Under Land Use Code §6.6.2, the owner of a Portland lot must occupy at least one of the dwelling units at the time an ADU is initially constructed or legally created, with a Peaks Island legally-nonconforming-lot exception.
Portland's Land Use Code §6.6.2 requires that, at the time of an ADU's initial construction or legal creation, the owner(s) of the property must occupy at least one of the dwelling units on the lot. The principal unit and the ADU need not share an interior; the owner may live in either unit. A narrow exception applies to legally nonconforming lots on Peaks Island. The ordinance additionally requires the developer to record a deed restriction at the Cumberland County Registry of Deeds providing that the ADU and at least one other non-accessory unit on the site remain under common ownership — this prevents the ADU from being subdivided off and sold as a separate property. Importantly, the state statute at 30-A MRS §4364-B was amended in 2025 to prohibit municipalities from requiring continuing owner-occupancy after creation: subsection 2-B permits ADU construction 'even if the owner of the lot where the accessory dwelling unit is located does not reside in a dwelling unit on that lot.' Portland's ordinance accordingly applies the owner-occupancy requirement only at the moment of initial creation, not as a continuing condition of the ADU's use. Once the ADU is built and a Certificate of Occupancy issued, the owner may move out and rent both units to non-owner tenants, provided the common-ownership deed restriction is honored.
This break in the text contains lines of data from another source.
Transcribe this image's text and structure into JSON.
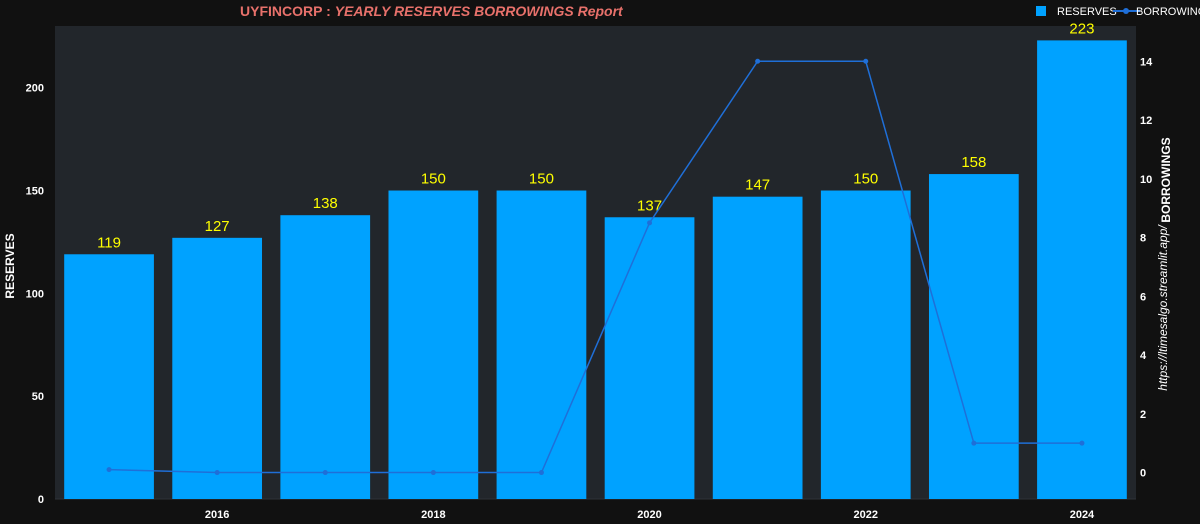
{
  "title": {
    "prefix": "UYFINCORP : ",
    "main": "YEARLY RESERVES BORROWINGS Report"
  },
  "watermark": "https://ltimesalgo.streamlit.app/",
  "colors": {
    "background": "#111111",
    "plot_bg": "#22262b",
    "bar": "#00a2ff",
    "line": "#1f6fd8",
    "bar_label": "#ffff00",
    "title": "#e8716b"
  },
  "legend": [
    {
      "name": "RESERVES",
      "symbol": "square"
    },
    {
      "name": "BORROWINGS",
      "symbol": "line-marker"
    }
  ],
  "chart_data": {
    "type": "bar",
    "title": "UYFINCORP : YEARLY RESERVES BORROWINGS Report",
    "x": [
      2015,
      2016,
      2017,
      2018,
      2019,
      2020,
      2021,
      2022,
      2023,
      2024
    ],
    "x_ticks": [
      "2016",
      "2018",
      "2020",
      "2022",
      "2024"
    ],
    "x_range": [
      2014.5,
      2024.5
    ],
    "ylabel": "RESERVES",
    "y_ticks": [
      "0",
      "50",
      "100",
      "150",
      "200"
    ],
    "ylim": [
      0,
      230
    ],
    "y2label": "BORROWINGS",
    "y2_ticks": [
      "0",
      "2",
      "4",
      "6",
      "8",
      "10",
      "12",
      "14"
    ],
    "y2lim": [
      -0.9,
      15.2
    ],
    "grid": false,
    "legend_position": "top-right",
    "series": [
      {
        "name": "RESERVES",
        "type": "bar",
        "axis": "left",
        "values": [
          119,
          127,
          138,
          150,
          150,
          137,
          147,
          150,
          158,
          223
        ],
        "labels": [
          "119",
          "127",
          "138",
          "150",
          "150",
          "137",
          "147",
          "150",
          "158",
          "223"
        ]
      },
      {
        "name": "BORROWINGS",
        "type": "line",
        "axis": "right",
        "values": [
          0.1,
          0,
          0,
          0,
          0,
          8.5,
          14,
          14,
          1,
          1
        ]
      }
    ]
  }
}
Building an ADU on a lot where the applicant is not an owner-occupier (outside the Peaks Island exception) is grounds for denial of the building permit by Portland Permitting and Inspections. Failure to record the required common-ownership deed restriction blocks issuance of the Certificate of Occupancy. Attempting to subdivide and sell the ADU separately from the principal unit in violation of the deed restriction creates a private cause of action under Maine deed-restriction law (Title 33 MRS) and a zoning violation enforceable under 30-A MRS §4452 with civil penalties up to $2,500 per day.